We took exactly 7 hours to get to Geire (Aphrodisias) with two short
halts of 20 min and 14 min at Kahwehs on the way. Most beautiful
valley, very fertile. The first village we passed, a chiflik was buried in
fruit trees, poplars coming into shadowy greyish leaf, pomegranates
putting on their russet dress. Further on their [sic] was little cultivation
but still a great deal of beauty in the rolling country running up to the
hills and the rushing river by our side. Masses of camels, mostly
carrying millstones. We rode straight towards Baba D [Madran Baba
Dagi] which was deep in snow. I can't say I was sorry to arrive as I
was both tired and hungry. Rode through the N gate.
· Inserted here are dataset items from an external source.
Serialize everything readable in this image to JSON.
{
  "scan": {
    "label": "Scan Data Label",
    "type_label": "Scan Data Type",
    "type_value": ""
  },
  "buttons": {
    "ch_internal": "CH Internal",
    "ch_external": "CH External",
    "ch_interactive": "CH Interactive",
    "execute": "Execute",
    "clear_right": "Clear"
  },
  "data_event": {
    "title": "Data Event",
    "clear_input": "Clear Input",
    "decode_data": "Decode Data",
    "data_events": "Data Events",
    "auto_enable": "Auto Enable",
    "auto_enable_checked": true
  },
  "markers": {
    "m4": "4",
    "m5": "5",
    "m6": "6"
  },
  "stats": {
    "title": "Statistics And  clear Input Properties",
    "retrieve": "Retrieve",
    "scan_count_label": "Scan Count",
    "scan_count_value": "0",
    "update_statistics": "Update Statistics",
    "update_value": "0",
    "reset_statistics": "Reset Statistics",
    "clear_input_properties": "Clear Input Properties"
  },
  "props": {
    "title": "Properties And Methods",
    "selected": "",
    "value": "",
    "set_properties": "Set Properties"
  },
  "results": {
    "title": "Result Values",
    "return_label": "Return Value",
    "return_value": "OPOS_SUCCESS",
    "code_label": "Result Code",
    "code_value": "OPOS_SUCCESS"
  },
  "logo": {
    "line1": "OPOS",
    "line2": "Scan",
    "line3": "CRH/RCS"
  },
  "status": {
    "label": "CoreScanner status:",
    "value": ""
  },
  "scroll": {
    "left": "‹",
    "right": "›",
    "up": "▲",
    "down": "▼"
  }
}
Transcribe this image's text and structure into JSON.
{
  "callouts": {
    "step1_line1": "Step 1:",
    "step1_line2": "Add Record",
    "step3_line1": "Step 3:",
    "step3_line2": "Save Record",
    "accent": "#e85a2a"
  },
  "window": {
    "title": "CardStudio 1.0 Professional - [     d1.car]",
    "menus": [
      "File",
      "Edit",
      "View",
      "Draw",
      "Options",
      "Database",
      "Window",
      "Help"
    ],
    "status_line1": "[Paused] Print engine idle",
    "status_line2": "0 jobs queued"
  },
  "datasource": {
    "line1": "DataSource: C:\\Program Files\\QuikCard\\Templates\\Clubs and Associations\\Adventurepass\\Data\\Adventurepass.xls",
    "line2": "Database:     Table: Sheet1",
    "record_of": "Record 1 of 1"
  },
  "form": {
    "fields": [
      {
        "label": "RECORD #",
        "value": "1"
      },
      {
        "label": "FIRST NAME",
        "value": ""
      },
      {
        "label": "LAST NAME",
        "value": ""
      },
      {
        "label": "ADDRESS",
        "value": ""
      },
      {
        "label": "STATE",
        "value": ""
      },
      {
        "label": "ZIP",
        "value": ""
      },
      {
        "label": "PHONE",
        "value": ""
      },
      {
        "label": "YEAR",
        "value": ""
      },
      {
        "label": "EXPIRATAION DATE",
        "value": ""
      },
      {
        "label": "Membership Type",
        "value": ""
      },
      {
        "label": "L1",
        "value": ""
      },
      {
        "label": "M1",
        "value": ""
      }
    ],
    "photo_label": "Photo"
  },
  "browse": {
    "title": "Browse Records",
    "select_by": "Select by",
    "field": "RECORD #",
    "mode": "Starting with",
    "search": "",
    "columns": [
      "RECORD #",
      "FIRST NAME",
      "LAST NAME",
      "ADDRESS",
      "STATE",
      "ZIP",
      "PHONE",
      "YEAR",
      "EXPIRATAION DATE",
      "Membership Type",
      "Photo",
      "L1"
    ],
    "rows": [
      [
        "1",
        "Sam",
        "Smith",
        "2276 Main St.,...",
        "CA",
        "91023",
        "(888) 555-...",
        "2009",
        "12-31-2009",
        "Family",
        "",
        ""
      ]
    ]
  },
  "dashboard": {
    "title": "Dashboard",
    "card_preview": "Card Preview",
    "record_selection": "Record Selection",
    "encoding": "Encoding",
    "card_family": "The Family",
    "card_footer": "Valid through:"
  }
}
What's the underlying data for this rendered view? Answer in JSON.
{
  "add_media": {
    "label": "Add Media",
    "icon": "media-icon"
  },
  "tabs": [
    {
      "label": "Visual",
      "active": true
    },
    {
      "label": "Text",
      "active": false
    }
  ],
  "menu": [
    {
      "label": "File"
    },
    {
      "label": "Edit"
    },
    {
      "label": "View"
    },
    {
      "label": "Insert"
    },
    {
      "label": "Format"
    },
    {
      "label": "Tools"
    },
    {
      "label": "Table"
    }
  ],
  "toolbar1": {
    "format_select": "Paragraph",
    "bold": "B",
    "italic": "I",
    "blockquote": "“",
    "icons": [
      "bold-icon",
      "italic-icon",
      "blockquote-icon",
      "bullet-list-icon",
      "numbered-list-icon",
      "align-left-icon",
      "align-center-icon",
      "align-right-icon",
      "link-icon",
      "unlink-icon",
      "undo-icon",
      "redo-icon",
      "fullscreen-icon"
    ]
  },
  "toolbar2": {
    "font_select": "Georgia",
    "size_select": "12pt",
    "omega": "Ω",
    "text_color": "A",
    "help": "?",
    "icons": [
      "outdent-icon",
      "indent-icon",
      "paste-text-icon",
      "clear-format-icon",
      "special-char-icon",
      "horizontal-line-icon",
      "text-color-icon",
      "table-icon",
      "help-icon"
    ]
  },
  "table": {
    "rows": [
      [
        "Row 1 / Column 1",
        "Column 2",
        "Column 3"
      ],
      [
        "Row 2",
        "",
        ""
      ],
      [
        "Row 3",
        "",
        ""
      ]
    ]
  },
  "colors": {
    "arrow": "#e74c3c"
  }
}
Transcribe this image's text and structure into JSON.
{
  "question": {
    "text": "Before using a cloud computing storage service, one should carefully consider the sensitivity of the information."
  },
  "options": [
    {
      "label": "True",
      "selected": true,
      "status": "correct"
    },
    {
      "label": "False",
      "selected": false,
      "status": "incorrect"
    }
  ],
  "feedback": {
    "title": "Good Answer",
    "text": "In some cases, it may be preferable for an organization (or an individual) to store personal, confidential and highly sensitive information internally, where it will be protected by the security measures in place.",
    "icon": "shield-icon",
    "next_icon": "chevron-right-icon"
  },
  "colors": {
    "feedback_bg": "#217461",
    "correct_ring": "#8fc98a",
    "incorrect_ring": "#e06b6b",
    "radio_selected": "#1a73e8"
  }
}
All the walls and
gates have been rebuilt and old materials used in them, for instance a
stone with a Nike[?] on it is built into the inner wall of the gate. We
lunched in the temple of Aphrodite. It was turned into a church by
pulling down the cella and enclosing the peripteral columns with
narrow aisles. An apse built out. Apparently chambers on either side
of it which is unexpected. Pieces of what looks like an ambon and
slabs of an altar rail. A narthex with an apse to the north. Outside the
east end fragments of what looks like a sort of Corinthian gate. So to
the Heroon[?] where there are fragments of what must have been a
charming frieze of figures and animals and rinceaux. Then up the
mound in the middle of the town (it was the theatre) passing some low
marshy ground where in the marsh and among the flowering apple
trees and leafy poplars was a charming row of Ionic columns. Then
down to a great building partly excavated - gymnasium? It stood
apparently at the end of the row of columns - a columned street? - with
a temple door and steps leading up to it, then a court and then a great
gateway, the jambs all carved with a rococco pattern of rinceaux with
animals and putti - very charming. Lots of fragments of entablature -
all very elaborate, not very vital work. I thought of the palmettes on the
Didyma bases. Some curious Cor. caps which I photographed,
interesting in the development of the double rowed Cor cap. There
seems to have been an entablature resting of [sic] large dentils, each
one of which was finished by a huge fawn's head or a bull's. Then
back to the N wall, round by the stadion (very perfect) and round the
walls. They were all built straight with occasional sets back, no
bastions. Very thick, rubble with a stone facing, and very high. So
through the village and to the S gate which is also built of old
materials. NB the niches in these gates, or rather side gates. Round
by a Cor. building just under the villate to the S, half excavated, and so
back to tea. Then took a man who showed me some sarcophs
excavated in a field outside the S gate. Very rough work, the heads
and putti better carved but the garlands done entirely with the drill. So
back to the gym. and home. Tired. The village is sitting outside my
window(!) cooking eggs in a wood fire in an earthenware bowls,
smoking talking. Trains of camels arrive from time to time and
deposit various loads. On the raised platform outside the door one or
two pious ones have said the evening prayer. Baba Dagh all snowy
over all. Now the cattle are coming in. NB the apse has side
chambers, apparently no connection with the apse which is formed so
[sketch] on account of the great width between the columns. Behind
this is a Corinthian apsed structure.